I know it’s not Thanksgiving without a turkey, but this year I wanted to do something a little non-traditional. Every now and then it’s nice to change things up and bottom line for me: if it tastes really good, why not serve it for the dinner of all dinners? The harissa paste is fiery and spicy, but what I really love about this recipe is the cous cous. They include two of my favorite ingredients, saffron and preserved lemons. If any dish includes either of these ingredients, I’m making it/ordering it! The stuffing is particularly delicious after having been steamed in the Cornish hens. I may or may not have eaten the stuffing out of all these hens. If you’re insisting on a turkey for Thanksgiving (and I don’t blame you!) you could easily use the same harissa seasoning I have here. I have yet to try this with turkey, but harissa works with any poultry really. If you don’t make this recipe this week, I hope you try it soon– it’s one of my favorites!
Cous cous ingredients
- To make the marinade, combine the harissa, turmeric, cinnamon, salt and olive oil in a bowl. Pat the hens dry with paper towels and slather the marinade over the hens. Allow the hens to marinate for at least 3-4 hours or overnight in the fridge.

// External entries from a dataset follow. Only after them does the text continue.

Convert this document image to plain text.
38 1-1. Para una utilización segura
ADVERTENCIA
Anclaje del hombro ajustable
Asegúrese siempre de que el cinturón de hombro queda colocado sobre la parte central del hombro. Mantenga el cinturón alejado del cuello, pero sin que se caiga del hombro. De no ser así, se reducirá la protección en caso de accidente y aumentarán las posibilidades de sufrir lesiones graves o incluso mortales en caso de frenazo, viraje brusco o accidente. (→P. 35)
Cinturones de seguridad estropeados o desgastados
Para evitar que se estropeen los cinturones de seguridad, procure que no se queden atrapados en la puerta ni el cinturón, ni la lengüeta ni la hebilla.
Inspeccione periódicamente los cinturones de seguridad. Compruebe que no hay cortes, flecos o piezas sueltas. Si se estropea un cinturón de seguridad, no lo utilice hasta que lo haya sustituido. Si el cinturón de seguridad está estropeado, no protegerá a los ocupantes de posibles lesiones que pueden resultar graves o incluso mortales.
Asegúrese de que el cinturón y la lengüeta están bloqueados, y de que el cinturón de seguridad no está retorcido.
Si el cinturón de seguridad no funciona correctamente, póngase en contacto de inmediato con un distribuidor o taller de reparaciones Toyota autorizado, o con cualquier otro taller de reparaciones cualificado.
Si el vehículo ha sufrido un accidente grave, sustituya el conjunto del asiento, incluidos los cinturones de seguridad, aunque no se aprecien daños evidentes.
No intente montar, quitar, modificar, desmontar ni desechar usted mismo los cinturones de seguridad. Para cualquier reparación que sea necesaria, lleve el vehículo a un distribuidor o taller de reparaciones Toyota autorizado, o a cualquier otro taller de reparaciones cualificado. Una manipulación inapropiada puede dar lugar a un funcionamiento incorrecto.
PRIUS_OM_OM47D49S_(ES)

- To make the cous cous, see how much water is required on the package (this varies from brand to brand). Boil enough water for 2 cups of cous cous with 2 tablespoons of butter and 2 teaspoons of salt and pour over the cous cous. Wrap the bowl of cous cous in plastic wrap and let the moisture absorb for 10 minutes. Fluff with a fork.
- Cut the yellow onion in half and cut into thin slices. Heat about 1/4 cup of olive oil in a large sautee pan and add saffron. Heat until the oil begins to simmer and you can smell the saffron (be careful not to heat the saffron for too long because it will burn). Add the onions and a large pinch of salt and sautee on medium heat until they become soft and yellow, but not caramelized.
- Remove the rind from the preserved lemon and cut into thin strips (discard the pulp of the preserved lemon). Remove the pits from the olives and roughly chop. Remove the pits from the dates and finely chop. Combine the cous cous, saffron onions, preserved lemon rind, olives, dates and almonds together. Season to taste. Roughly chop a handful of cilantro and fold into the mixture.
- Preheat the oven to 350. Transfer about 1/3 of the cous cous into another bowl. This will be used as the stuffing but because it will touch raw chicken, we want to keep it separate from the cous cous that will be served under the cooked chickens. Stuff the hens with the cous cous mixture. Truss the hens with string, or tie the legs together. Sprinkle the hens with a little more salt and pepper and drizzle with a little more olive oil. Roast for 45 minutes, basting the hens every 20 minutes or so.
- Let the hens rest for at least 15 minutes before serving. If you have a heavy butcher knife you can cut the hens down the middle (being very careful when doing so!). Serve on a bed of cous cous.